A série Picolino 25 anos continua no próximo dia 27 de Março, dia Nacional do Circo, com a estréia do novo espetáculo Grupo Fulanas Cia do Circo.

Serviço:
25 anos de Circo com Samba
Na Lona da Picolino, em Pituaçu (Telefone 3363 4069)
Sexta, 12 de março, às 20 horas
Meia promocional para todos. R$ 10,00

Aula de circo, aula de vida

Eles são americanos e estão em Salvador a trabalho. Meghen Miler está em cartaz com um número de lira.
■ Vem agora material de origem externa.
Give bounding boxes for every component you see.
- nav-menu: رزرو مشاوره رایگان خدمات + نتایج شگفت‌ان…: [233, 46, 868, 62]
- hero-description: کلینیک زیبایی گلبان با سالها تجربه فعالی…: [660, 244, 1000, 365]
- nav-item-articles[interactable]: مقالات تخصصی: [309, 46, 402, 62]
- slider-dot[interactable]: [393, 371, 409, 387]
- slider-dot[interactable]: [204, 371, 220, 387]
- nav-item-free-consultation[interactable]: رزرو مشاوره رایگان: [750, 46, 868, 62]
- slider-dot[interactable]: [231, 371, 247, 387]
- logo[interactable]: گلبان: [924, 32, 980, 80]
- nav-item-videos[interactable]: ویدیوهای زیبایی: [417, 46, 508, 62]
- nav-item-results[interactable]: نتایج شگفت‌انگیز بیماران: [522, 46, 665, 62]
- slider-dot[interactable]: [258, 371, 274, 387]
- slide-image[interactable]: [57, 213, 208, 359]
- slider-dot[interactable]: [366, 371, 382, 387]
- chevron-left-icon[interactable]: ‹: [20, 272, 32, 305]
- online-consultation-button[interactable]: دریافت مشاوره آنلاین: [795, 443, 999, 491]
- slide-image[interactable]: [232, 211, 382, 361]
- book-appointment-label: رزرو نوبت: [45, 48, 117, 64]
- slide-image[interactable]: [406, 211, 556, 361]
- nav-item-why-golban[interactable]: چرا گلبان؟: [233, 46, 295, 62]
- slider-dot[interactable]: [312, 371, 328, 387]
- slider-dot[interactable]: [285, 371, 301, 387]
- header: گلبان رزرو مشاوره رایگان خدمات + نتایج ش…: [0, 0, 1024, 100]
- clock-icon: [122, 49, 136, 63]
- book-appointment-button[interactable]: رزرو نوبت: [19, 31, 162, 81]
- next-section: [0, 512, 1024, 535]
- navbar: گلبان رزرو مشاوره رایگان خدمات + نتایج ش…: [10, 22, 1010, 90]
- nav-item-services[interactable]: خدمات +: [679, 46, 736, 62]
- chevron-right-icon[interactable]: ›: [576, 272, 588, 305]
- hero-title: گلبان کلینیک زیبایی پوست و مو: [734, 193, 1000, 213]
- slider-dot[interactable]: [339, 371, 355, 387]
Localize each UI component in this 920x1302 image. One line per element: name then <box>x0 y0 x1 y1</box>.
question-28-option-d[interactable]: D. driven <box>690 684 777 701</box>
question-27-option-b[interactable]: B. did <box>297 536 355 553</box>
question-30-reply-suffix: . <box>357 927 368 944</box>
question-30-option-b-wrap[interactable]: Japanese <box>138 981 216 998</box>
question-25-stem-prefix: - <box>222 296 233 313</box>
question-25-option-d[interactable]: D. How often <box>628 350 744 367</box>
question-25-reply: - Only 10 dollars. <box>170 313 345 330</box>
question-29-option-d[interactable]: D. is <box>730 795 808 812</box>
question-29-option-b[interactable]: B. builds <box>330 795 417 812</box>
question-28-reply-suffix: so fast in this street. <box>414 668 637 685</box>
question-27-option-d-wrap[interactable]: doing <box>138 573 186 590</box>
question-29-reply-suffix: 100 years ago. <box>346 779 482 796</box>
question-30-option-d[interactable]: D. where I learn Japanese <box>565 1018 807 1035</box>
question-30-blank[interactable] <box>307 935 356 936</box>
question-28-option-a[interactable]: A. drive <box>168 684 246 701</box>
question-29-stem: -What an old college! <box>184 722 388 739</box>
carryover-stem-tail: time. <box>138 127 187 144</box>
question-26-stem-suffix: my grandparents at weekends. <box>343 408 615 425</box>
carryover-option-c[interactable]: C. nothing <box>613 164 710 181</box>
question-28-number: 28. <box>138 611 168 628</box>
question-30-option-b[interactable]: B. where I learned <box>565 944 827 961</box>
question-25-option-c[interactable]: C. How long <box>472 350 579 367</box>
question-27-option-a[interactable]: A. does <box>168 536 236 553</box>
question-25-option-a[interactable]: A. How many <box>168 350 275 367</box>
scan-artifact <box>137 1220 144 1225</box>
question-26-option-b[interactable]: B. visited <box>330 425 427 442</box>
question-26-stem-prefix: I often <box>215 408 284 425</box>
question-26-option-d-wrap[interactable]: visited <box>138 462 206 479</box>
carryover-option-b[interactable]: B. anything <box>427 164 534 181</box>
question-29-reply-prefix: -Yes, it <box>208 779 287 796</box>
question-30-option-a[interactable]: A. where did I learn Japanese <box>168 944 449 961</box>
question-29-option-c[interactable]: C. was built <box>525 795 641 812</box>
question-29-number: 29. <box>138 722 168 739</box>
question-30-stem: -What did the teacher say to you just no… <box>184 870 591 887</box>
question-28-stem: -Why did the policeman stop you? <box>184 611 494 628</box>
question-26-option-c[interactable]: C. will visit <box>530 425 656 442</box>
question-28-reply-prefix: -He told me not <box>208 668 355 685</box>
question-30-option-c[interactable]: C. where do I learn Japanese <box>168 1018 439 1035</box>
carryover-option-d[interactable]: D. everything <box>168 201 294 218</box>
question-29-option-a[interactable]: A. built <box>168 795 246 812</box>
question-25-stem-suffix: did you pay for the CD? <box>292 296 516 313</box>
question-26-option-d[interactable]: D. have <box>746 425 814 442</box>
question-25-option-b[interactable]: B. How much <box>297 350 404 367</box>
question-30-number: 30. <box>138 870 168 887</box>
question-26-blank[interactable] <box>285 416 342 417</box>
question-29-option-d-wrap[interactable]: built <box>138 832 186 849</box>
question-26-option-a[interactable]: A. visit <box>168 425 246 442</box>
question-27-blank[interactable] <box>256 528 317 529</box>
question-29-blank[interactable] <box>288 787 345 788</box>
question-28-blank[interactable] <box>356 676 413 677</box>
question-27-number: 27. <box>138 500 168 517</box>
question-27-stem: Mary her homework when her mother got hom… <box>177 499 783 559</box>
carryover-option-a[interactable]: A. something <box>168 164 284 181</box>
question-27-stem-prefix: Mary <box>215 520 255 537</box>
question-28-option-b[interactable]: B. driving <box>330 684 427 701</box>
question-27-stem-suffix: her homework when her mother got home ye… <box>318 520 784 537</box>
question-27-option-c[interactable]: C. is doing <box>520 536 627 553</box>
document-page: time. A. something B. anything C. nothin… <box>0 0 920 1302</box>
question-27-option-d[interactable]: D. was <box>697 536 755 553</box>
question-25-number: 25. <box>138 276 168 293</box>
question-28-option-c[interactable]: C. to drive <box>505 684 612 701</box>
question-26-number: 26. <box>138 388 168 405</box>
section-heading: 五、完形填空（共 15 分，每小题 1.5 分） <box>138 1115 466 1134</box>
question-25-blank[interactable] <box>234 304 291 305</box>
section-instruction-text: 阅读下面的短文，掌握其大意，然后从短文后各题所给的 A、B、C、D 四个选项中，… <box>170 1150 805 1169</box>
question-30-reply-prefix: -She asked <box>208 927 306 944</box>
Steven Ragatz, é especialista em malabares.
Eles trabalham duro todos os dias e mais um pouco de quinta a domingo quando se apresentam no espetáculo Quidam, do Cirque de Soleil. trabalharam na quinta à noite, voltariam ao palco na sexta, sábado e domingo. Poderiam aproveitar a manhã livre para tomar sol na piscina do hotel, ir à praia ou descansar.
Mas resolveram encarar um trabalho voluntário. Convidados por Jailton Carneiro, colega da trupe do Soleil, vieram à lona de Pituaçu passar à frente o que sabem. Encontram como turma instrutores da Escola Picolino de Artes do Circos e artistas da Cia Picolino.
Foi uma manhã de trabalho duro e divertido, como pode ser visto nas imagens do vídeo. Jailton fez a ponte entre as duas turmas que se formaram e atuou como instrutor e tradutor.
Presentes também Mel, o xodó de Jailton, com a mãe Elin. A garota não ficou um minuto parada. Estavam em casa.
À Escola Picolino e aos artistas da casa só restam duas palavras mágicas para estes circenses cidadãos do mundo: Muito Obrigados.